It was an exciting year in the mobile wireless market, one full of deal making and wonderful drama.
Google said it would buy Motorola's wireless division. Nokia ditched Symbian for Microsoft's Windows Phone operating system. Sony took control of Sony Ericsson.
Apple, meanwhile, squabbled with everyone in court over patents. Samsung soared to the top of smartphone market, surpassing Apple as the number-one smartphone maker in the world. HP dumped webOS. And poor Research In Motion (RIM) stumbled, and then stumbled some more, as its Playbook tablet faltered, its new smartphones were delayed, and its network experienced major outages.
Google buys Motorola
Jaws dropped when Google coughed up US$12.5 billion to acquire Motorola Mobility in a deal that simultaneously lends some legal stability to the Android world while shaking up the competitive landscape.
Google said that it primarily sought Motorola for its war chest of patents — 17,000 registered and 7500 pending — and not necessarily to get into handset business. That bodes well for other Android partners, many of which mustered up statements of support for the deal, and have been under attack by Apple.
But some fear that Motorola, which will run as a separate business owned by Google, will have an unfair advantage, and get the latest Android updates and better support. Google, for its part, says it will remain a neutral partner when it comes to Android. Of course, the deal isn't done yet. Last week, European regulators put the transaction on hold for further review.

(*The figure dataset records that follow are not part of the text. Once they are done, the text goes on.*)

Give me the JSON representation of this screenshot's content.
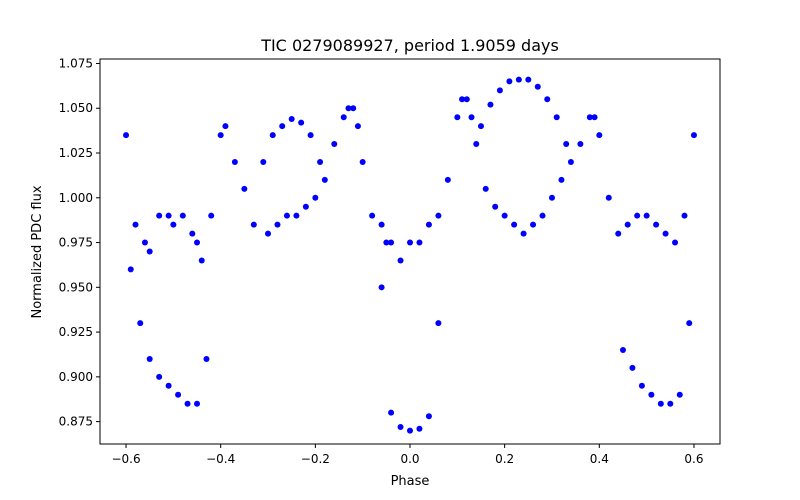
{
  "chart_data": {
    "type": "scatter",
    "title": "TIC 0279089927, period 1.9059 days",
    "xlabel": "Phase",
    "ylabel": "Normalized PDC flux",
    "xlim": [
      -0.655,
      0.655
    ],
    "ylim": [
      0.8625,
      1.0775
    ],
    "x_ticks": [
      -0.6,
      -0.4,
      -0.2,
      0.0,
      0.2,
      0.4,
      0.6
    ],
    "x_tick_labels": [
      "−0.6",
      "−0.4",
      "−0.2",
      "0.0",
      "0.2",
      "0.4",
      "0.6"
    ],
    "y_ticks": [
      0.875,
      0.9,
      0.925,
      0.95,
      0.975,
      1.0,
      1.025,
      1.05,
      1.075
    ],
    "y_tick_labels": [
      "0.875",
      "0.900",
      "0.925",
      "0.950",
      "0.975",
      "1.000",
      "1.025",
      "1.050",
      "1.075"
    ],
    "grid": false,
    "legend": "none",
    "marker_color": "#0000ff",
    "series": [
      {
        "x": [
          -0.6,
          -0.58,
          -0.56,
          -0.55,
          -0.53,
          -0.51,
          -0.5,
          -0.48,
          -0.46,
          -0.45,
          -0.44,
          -0.42,
          -0.4,
          -0.39,
          -0.37,
          -0.35,
          -0.33,
          -0.3,
          -0.28,
          -0.26,
          -0.24,
          -0.22,
          -0.2,
          -0.18,
          -0.16,
          -0.14,
          -0.13,
          -0.12,
          -0.11,
          -0.1,
          -0.08,
          -0.06,
          -0.05,
          -0.04,
          -0.02,
          0.0,
          0.02,
          0.04,
          0.06,
          0.08,
          0.1,
          0.11,
          0.12,
          0.13,
          0.14,
          0.16,
          0.18,
          0.2,
          0.22,
          0.24,
          0.26,
          0.28,
          0.3,
          0.32,
          0.34,
          0.36,
          0.38,
          0.39,
          0.4,
          0.42,
          0.44,
          0.46,
          0.48,
          0.5,
          0.52,
          0.54,
          0.56,
          0.58,
          0.6
        ],
        "y": [
          1.035,
          0.985,
          0.975,
          0.97,
          0.99,
          0.99,
          0.985,
          0.99,
          0.98,
          0.975,
          0.965,
          0.99,
          1.035,
          1.04,
          1.02,
          1.005,
          0.985,
          0.98,
          0.985,
          0.99,
          0.99,
          0.995,
          1.0,
          1.01,
          1.03,
          1.045,
          1.05,
          1.05,
          1.04,
          1.02,
          0.99,
          0.985,
          0.975,
          0.975,
          0.965,
          0.975,
          0.975,
          0.985,
          0.99,
          1.01,
          1.045,
          1.055,
          1.055,
          1.045,
          1.03,
          1.005,
          0.995,
          0.99,
          0.985,
          0.98,
          0.985,
          0.99,
          1.0,
          1.01,
          1.02,
          1.03,
          1.045,
          1.045,
          1.035,
          1.0,
          0.98,
          0.985,
          0.99,
          0.99,
          0.985,
          0.98,
          0.975,
          0.99,
          1.035
        ]
      },
      {
        "x": [
          -0.59,
          -0.57,
          -0.55,
          -0.53,
          -0.51,
          -0.49,
          -0.47,
          -0.45,
          -0.43,
          0.45,
          0.47,
          0.49,
          0.51,
          0.53,
          0.55,
          0.57,
          0.59
        ],
        "y": [
          0.96,
          0.93,
          0.91,
          0.9,
          0.895,
          0.89,
          0.885,
          0.885,
          0.91,
          0.915,
          0.905,
          0.895,
          0.89,
          0.885,
          0.885,
          0.89,
          0.93
        ]
      },
      {
        "x": [
          -0.06,
          -0.04,
          -0.02,
          0.0,
          0.02,
          0.04,
          0.06
        ],
        "y": [
          0.95,
          0.88,
          0.872,
          0.87,
          0.871,
          0.878,
          0.93
        ]
      },
      {
        "x": [
          -0.31,
          -0.29,
          -0.27,
          -0.25,
          -0.23,
          -0.21,
          -0.19,
          0.15,
          0.17,
          0.19,
          0.21,
          0.23,
          0.25,
          0.27,
          0.29,
          0.31,
          0.33
        ],
        "y": [
          1.02,
          1.035,
          1.04,
          1.044,
          1.042,
          1.035,
          1.02,
          1.04,
          1.052,
          1.06,
          1.065,
          1.066,
          1.066,
          1.062,
          1.055,
          1.045,
          1.03
        ]
      }
    ]
  }
}
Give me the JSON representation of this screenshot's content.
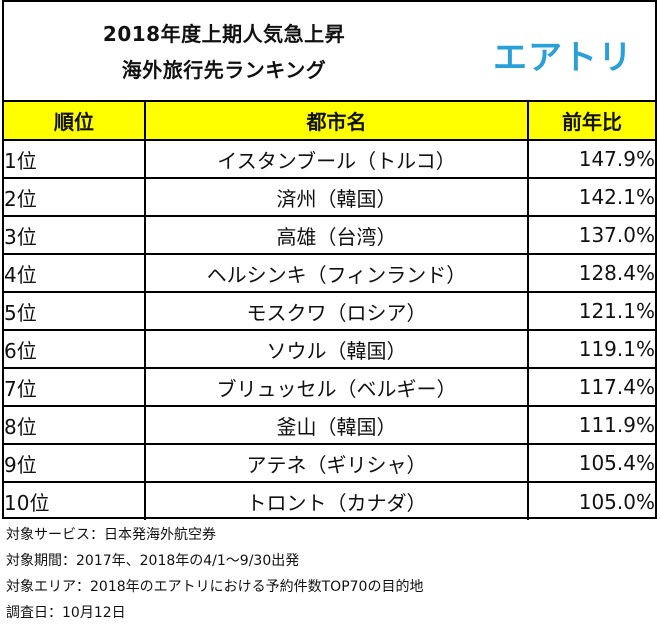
{
  "header": {
    "title_line1": "2018年度上期人気急上昇",
    "title_line2": "海外旅行先ランキング",
    "brand": "エアトリ"
  },
  "table": {
    "columns": [
      "順位",
      "都市名",
      "前年比"
    ],
    "rows": [
      {
        "rank": "1位",
        "city": "イスタンブール（トルコ）",
        "ratio": "147.9%"
      },
      {
        "rank": "2位",
        "city": "済州（韓国）",
        "ratio": "142.1%"
      },
      {
        "rank": "3位",
        "city": "高雄（台湾）",
        "ratio": "137.0%"
      },
      {
        "rank": "4位",
        "city": "ヘルシンキ（フィンランド）",
        "ratio": "128.4%"
      },
      {
        "rank": "5位",
        "city": "モスクワ（ロシア）",
        "ratio": "121.1%"
      },
      {
        "rank": "6位",
        "city": "ソウル（韓国）",
        "ratio": "119.1%"
      },
      {
        "rank": "7位",
        "city": "ブリュッセル（ベルギー）",
        "ratio": "117.4%"
      },
      {
        "rank": "8位",
        "city": "釜山（韓国）",
        "ratio": "111.9%"
      },
      {
        "rank": "9位",
        "city": "アテネ（ギリシャ）",
        "ratio": "105.4%"
      },
      {
        "rank": "10位",
        "city": "トロント（カナダ）",
        "ratio": "105.0%"
      }
    ]
  },
  "notes": [
    "対象サービス：日本発海外航空券",
    "対象期間：2017年、2018年の4/1〜9/30出発",
    "対象エリア：2018年のエアトリにおける予約件数TOP70の目的地",
    "調査日：10月12日"
  ],
  "colors": {
    "header_bg": "#ffff00",
    "brand": "#2aa0d8"
  }
}
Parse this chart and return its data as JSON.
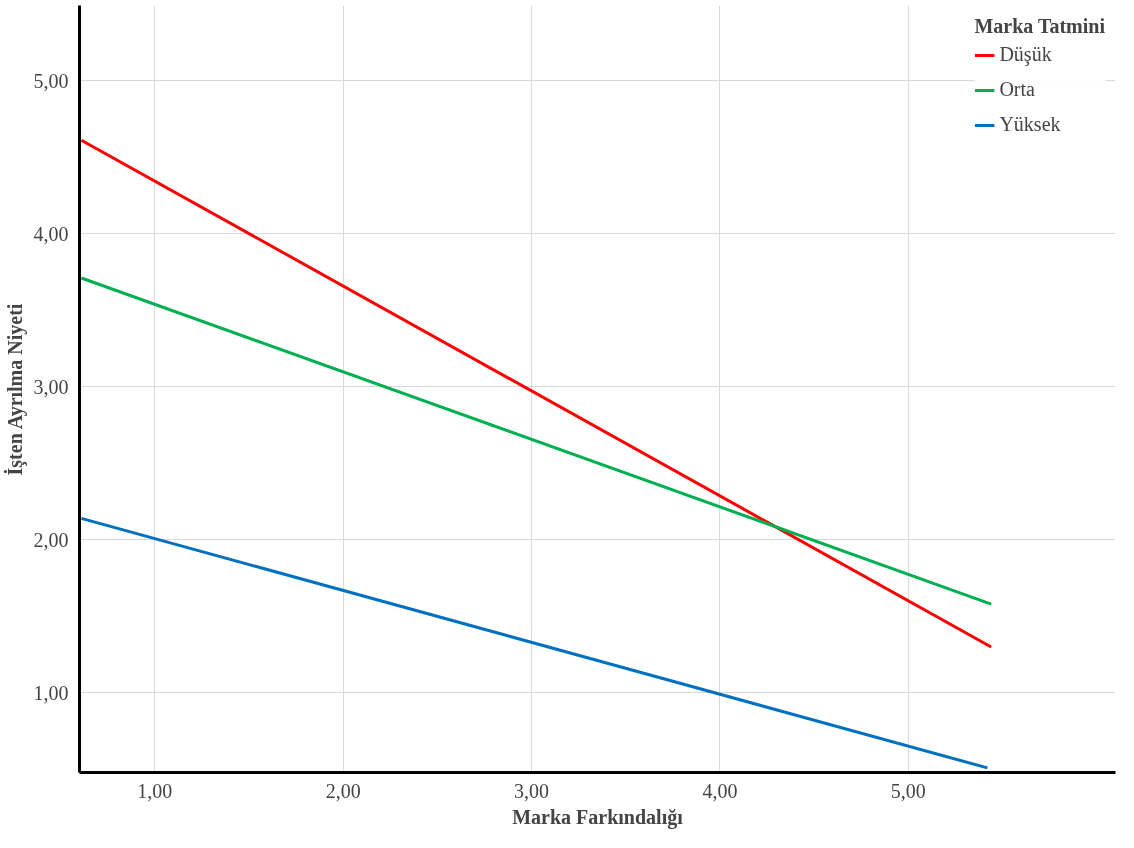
{
  "chart_data": {
    "type": "line",
    "xlabel": "Marka Farkındalığı",
    "ylabel": "İşten Ayrılma Niyeti",
    "legend_title": "Marka Tatmini",
    "xlim": [
      0.6,
      6.1
    ],
    "ylim": [
      0.48,
      5.49
    ],
    "xticks": [
      {
        "value": 1,
        "label": "1,00"
      },
      {
        "value": 2,
        "label": "2,00"
      },
      {
        "value": 3,
        "label": "3,00"
      },
      {
        "value": 4,
        "label": "4,00"
      },
      {
        "value": 5,
        "label": "5,00"
      }
    ],
    "yticks": [
      {
        "value": 1,
        "label": "1,00"
      },
      {
        "value": 2,
        "label": "2,00"
      },
      {
        "value": 3,
        "label": "3,00"
      },
      {
        "value": 4,
        "label": "4,00"
      },
      {
        "value": 5,
        "label": "5,00"
      }
    ],
    "grid": true,
    "legend": "top right",
    "marker": "none",
    "line_style": "solid",
    "series": [
      {
        "name": "Düşük",
        "color": "#ff0000",
        "x": [
          0.61,
          5.44
        ],
        "values": [
          4.61,
          1.3
        ]
      },
      {
        "name": "Orta",
        "color": "#00b050",
        "x": [
          0.61,
          5.44
        ],
        "values": [
          3.71,
          1.58
        ]
      },
      {
        "name": "Yüksek",
        "color": "#0070c0",
        "x": [
          0.61,
          5.42
        ],
        "values": [
          2.14,
          0.51
        ]
      }
    ]
  }
}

Nokia and Microsoft jump in together
Faced with increasing competition from Google Android and Apple's iPhone, Nokia and Microsoft announced a strategic partnership in March that would help the companies combine forces. Nokia announced that it is abandoning its Symbian operating systems for its smartphones, and will instead develop all future smartphones using the Windows Phone platform.
The strategy shift stalled Nokia for several months, but the company managed to show off its first Windows Phone devices in October at an event in London. The new Lumia series phones first went on sale in Europe.
The success of the Nokia/Microsoft partnership is critical for the survival of both companies, and it will be a story worth following in 2012.
Patent wars flare up
Apple set off the recent spate of legal wrangling with its lawsuit against HTC last year, but things really picked up steam when it went after Samsung Electronics. It was an awkward move, given the Korean electronics giant also supplies parts for the iPhone and the iPad, but it underscored the seriousness of Apple's charge against Android.
What followed was a marathon of lawsuits and countersuits between Apple and several Android makers in courts around the world. Most recently, the companies have taken to seeking temporary product bans with mixed success. Apple managed to get a ban placed on Samsung's Galaxy Tab in Australia before it was recently overturned and Samsung had redesigned the Tab slightly to get around a ban in Germany.
With so many suits, it's sort of amazing that almost no progress was made, except, of course, for driving Google to buy Motorola (see above).
You might be interested in:
RIM has one miserable year
RIM's public relations team must have been working overtime after the year that the company has had. The list of missteps is too large to fully list, but here are some of the biggies: the global outage that lasted two days; a loss of market share to rivals Android and Apple iOS; and the disappearance of nearly three quarters of its market value over the past year.
In a rare highlight, RIM did issue a badly needed update to its flagship Bold smartphone, which actually won critical praise. Unfortunately, RIM also released a number of other BlackBerry phones, which didn't fare so well with reviewers or consumers.
HP dumps webOS
Yes, webOS lives on in open-source form, and Hewlett-Packard (HP) has expressed a willingness to continue supporting it, but let's face it: webOS is done. The software, critically lauded even back in the Palm days, was already on life support when HP acquired the company last year, but now-former HP CEO Leo Apotheker pulled the plug when he announced a broad shift of the company into a business services provider, and away from all things consumer.
Apotheker and his plans were shortly after thrown out of the company, but webOS was never brought back into the fold, and now lives on in the wilds of the open-source world.
HP's poor handling of webOS did lead to the great TouchPad fire sale, in which Harvey Norman liquidated its stock at $98 per tablet, leaving the retailer out of pocket by over $300 per unit.
Samsung takes the smartphone crown
It's been a quick ascent for Samsung Electronics, a company that was late to the game with smartphones, and which had a lacklustre offering early on. But after steady improvement and a drum beat-like consistent roll-out of products, growing carrier support and an established flagship line in the Galaxy S, Samsung overtook Apple as the top smartphone vendor in the world in the third quarter.
Rather than go after a single carrier with a flagship phone, Samsung has been able to dominate the market by being virtually ubiquitous. In addition to a line-up of more affordable smartphones, its top-tier Galaxy S II was a hit around the world.
Sony says enough; takes control of Sony Ericsson
Sony made the bet that it could make better phones by itself, led to disappointing sales of the device. After Sony announced the move, it promised a tighter integration with its other products, which hopefully means a phone that's more than just PlayStation certified — whatever that means.